Allowing Myself

…to feel, to love, to be.

Tag: september 11

Piqued

Last week’s Piqued involved MUSIC. And sure enough, right after I put it up, more new songs came pouring in… so I’ve included them below. This felt like a long week, where we had a lot of free time, but didn’t do much with it. Eh, it happens. The weekend is pretty packed (our newly married friends had a booze-cruise-without-the-cruise party to help finish up leftover wine and beer from the wedding, and we have plans to rock climb at a new-to-us spot) so I’ll take a quieter work week.

First off, I heard All About That Bass by Meghan Trainor on Spotify and thought it was adorable, and hella catchy. So here is the original video: All About That Bass.

Then my sister sent me this video of Jimmy Fallon and The Roots performing the song with Meghan with only school music class instruments (Fallon’s background vocals absolutely make this version).

But my favorite version is Postmodern Jukebox’s where Kate Davis not the song is not only swinging with fantastic vocals by Kate Davis, but shes ACTUALLY PLAYING A BASS.

Then, H and I were driving to the climbing gym last Saturday and Bang by Jessie J, Ariana Grande and Nicki Minaj came on and I sort of freaked out. I don’t normally care a whole lot about pop music, but this song was catchy, had killer vocals and I wanted to hit repeat as soon as it was over. Plus, I freakin’ looovveeeee Nicki Minaj – I have no idea why – but it could have something with Superbass ruling my bachelorette party.

In other news, I found this blog Reading My Tea Leaves and am enjoying reading through the archives, especially the Life In A Tiny Apartment series, especially especially b/c H and I just watched Tiny: A Story About Living Small and I may be a tad obsessed with staying living in ~900 square feet or less.

I like to stay far away from trending topics (see: NFL players beating their wives, Joan Rivers dying, and anything related to politics) so it’s hard for me to see the social media barrage on September 11th (I chose to write a poem for 9/12 this year). But I did see a tweet by a woman who claimed she was trying to return a photo she’d found at ground zero… for 13 years. So, I retweeted it. And then saw last week that the woman succeeded at finding the owner of the photographer and the people in it. And everyone is safe & sound. Yay social media!

Lastly, this article on Accidental Creative about staying inspired.

If you want to remain productive and have ideas when you need them most, the stimuli you allow into your mind are important.

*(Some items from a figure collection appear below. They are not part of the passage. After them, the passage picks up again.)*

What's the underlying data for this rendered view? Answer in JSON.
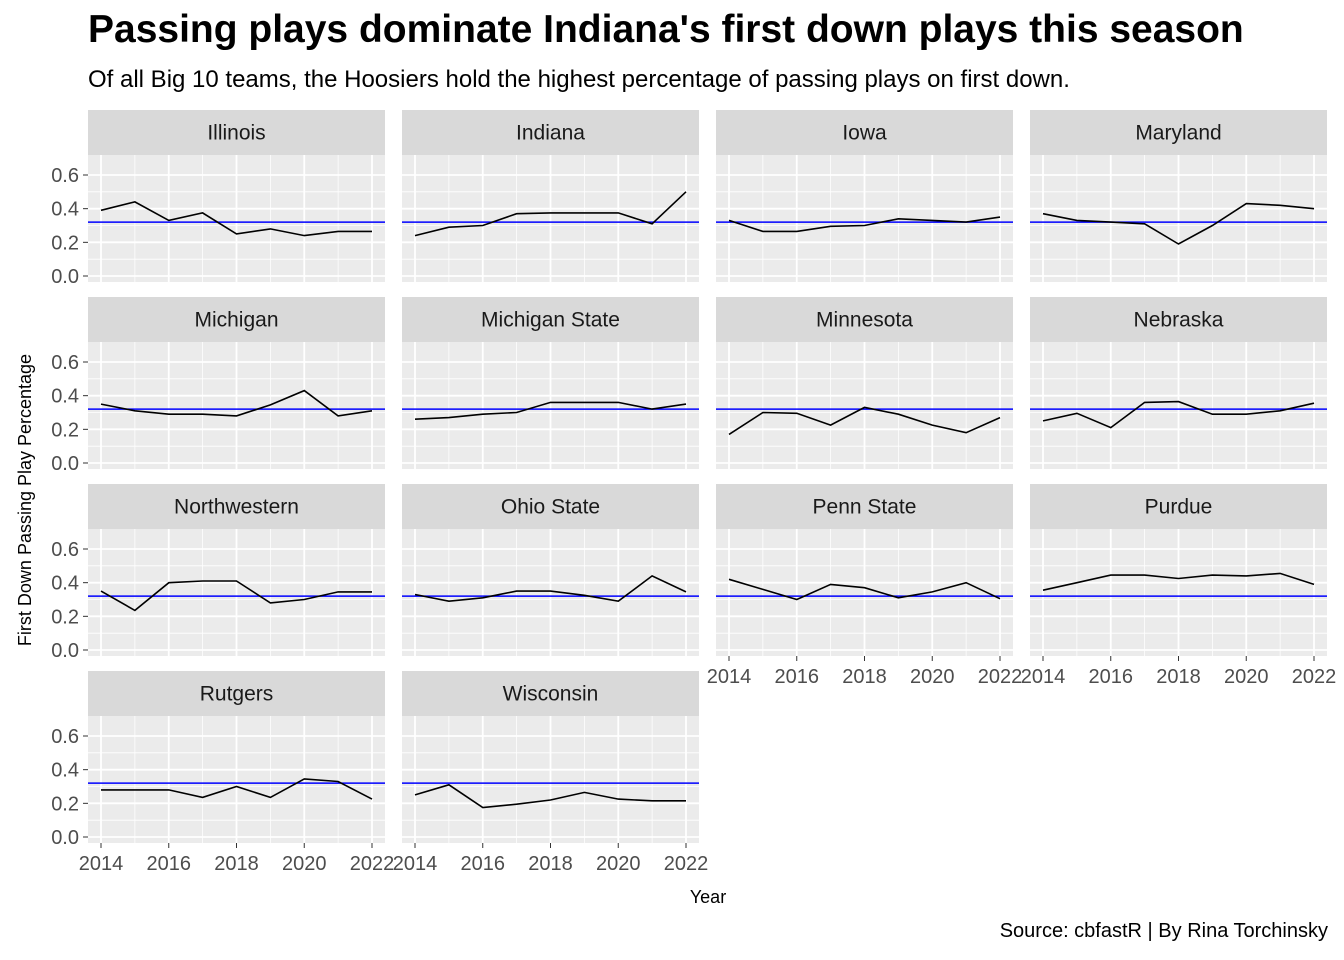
{
  "title": "Passing plays dominate Indiana's first down plays this season",
  "subtitle": "Of all Big 10 teams, the Hoosiers hold the highest percentage of passing plays on first down.",
  "caption": "Source: cbfastR | By Rina Torchinsky",
  "colors": {
    "panel_bg": "#ebebeb",
    "strip_bg": "#d9d9d9",
    "grid": "#ffffff",
    "line": "#000000",
    "reference_line": "#0000ff",
    "tick_text": "#4d4d4d"
  },
  "chart_data": {
    "type": "line",
    "facet": "small-multiples",
    "xlabel": "Year",
    "ylabel": "First Down Passing Play Percentage",
    "xlim": [
      2014,
      2022
    ],
    "ylim": [
      0,
      0.6
    ],
    "x_ticks": [
      "2014",
      "2016",
      "2018",
      "2020",
      "2022"
    ],
    "y_ticks": [
      "0.0",
      "0.2",
      "0.4",
      "0.6"
    ],
    "grid": true,
    "reference_line": 0.32,
    "x": [
      2014,
      2015,
      2016,
      2017,
      2018,
      2019,
      2020,
      2021,
      2022
    ],
    "series": [
      {
        "name": "Illinois",
        "values": [
          0.39,
          0.44,
          0.33,
          0.375,
          0.25,
          0.28,
          0.24,
          0.265,
          0.265
        ]
      },
      {
        "name": "Indiana",
        "values": [
          0.24,
          0.29,
          0.3,
          0.37,
          0.375,
          0.375,
          0.375,
          0.31,
          0.5
        ]
      },
      {
        "name": "Iowa",
        "values": [
          0.33,
          0.265,
          0.265,
          0.295,
          0.3,
          0.34,
          0.33,
          0.32,
          0.35
        ]
      },
      {
        "name": "Maryland",
        "values": [
          0.37,
          0.33,
          0.32,
          0.31,
          0.19,
          0.3,
          0.43,
          0.42,
          0.4
        ]
      },
      {
        "name": "Michigan",
        "values": [
          0.35,
          0.31,
          0.29,
          0.29,
          0.28,
          0.345,
          0.43,
          0.28,
          0.31
        ]
      },
      {
        "name": "Michigan State",
        "values": [
          0.26,
          0.27,
          0.29,
          0.3,
          0.36,
          0.36,
          0.36,
          0.32,
          0.35
        ]
      },
      {
        "name": "Minnesota",
        "values": [
          0.17,
          0.3,
          0.295,
          0.225,
          0.33,
          0.29,
          0.225,
          0.18,
          0.27
        ]
      },
      {
        "name": "Nebraska",
        "values": [
          0.25,
          0.295,
          0.21,
          0.36,
          0.365,
          0.29,
          0.29,
          0.31,
          0.355
        ]
      },
      {
        "name": "Northwestern",
        "values": [
          0.35,
          0.235,
          0.4,
          0.41,
          0.41,
          0.28,
          0.3,
          0.345,
          0.345
        ]
      },
      {
        "name": "Ohio State",
        "values": [
          0.33,
          0.29,
          0.31,
          0.35,
          0.35,
          0.325,
          0.29,
          0.44,
          0.345
        ]
      },
      {
        "name": "Penn State",
        "values": [
          0.42,
          0.36,
          0.3,
          0.39,
          0.37,
          0.31,
          0.345,
          0.4,
          0.305
        ]
      },
      {
        "name": "Purdue",
        "values": [
          0.355,
          0.4,
          0.445,
          0.445,
          0.425,
          0.445,
          0.44,
          0.455,
          0.39
        ]
      },
      {
        "name": "Rutgers",
        "values": [
          0.28,
          0.28,
          0.28,
          0.235,
          0.3,
          0.235,
          0.345,
          0.33,
          0.225
        ]
      },
      {
        "name": "Wisconsin",
        "values": [
          0.25,
          0.31,
          0.175,
          0.195,
          0.22,
          0.265,
          0.225,
          0.215,
          0.215
        ]
      }
    ]
  }
}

Because creativity is essentially the combining of existing bits of inspiration into something new, the quality and relevance of your inputs will often directly affect your creative output.

Todd Henry suggests asking (3) people you admire what’s inspired them lately and diving into that media a little bit each day. Not only is this a great idea to cultivate what you take in creatively, but it’s also a great question to ask in conversations in general. And there’s nothing I like more than good conversation.

See all Piqued posts.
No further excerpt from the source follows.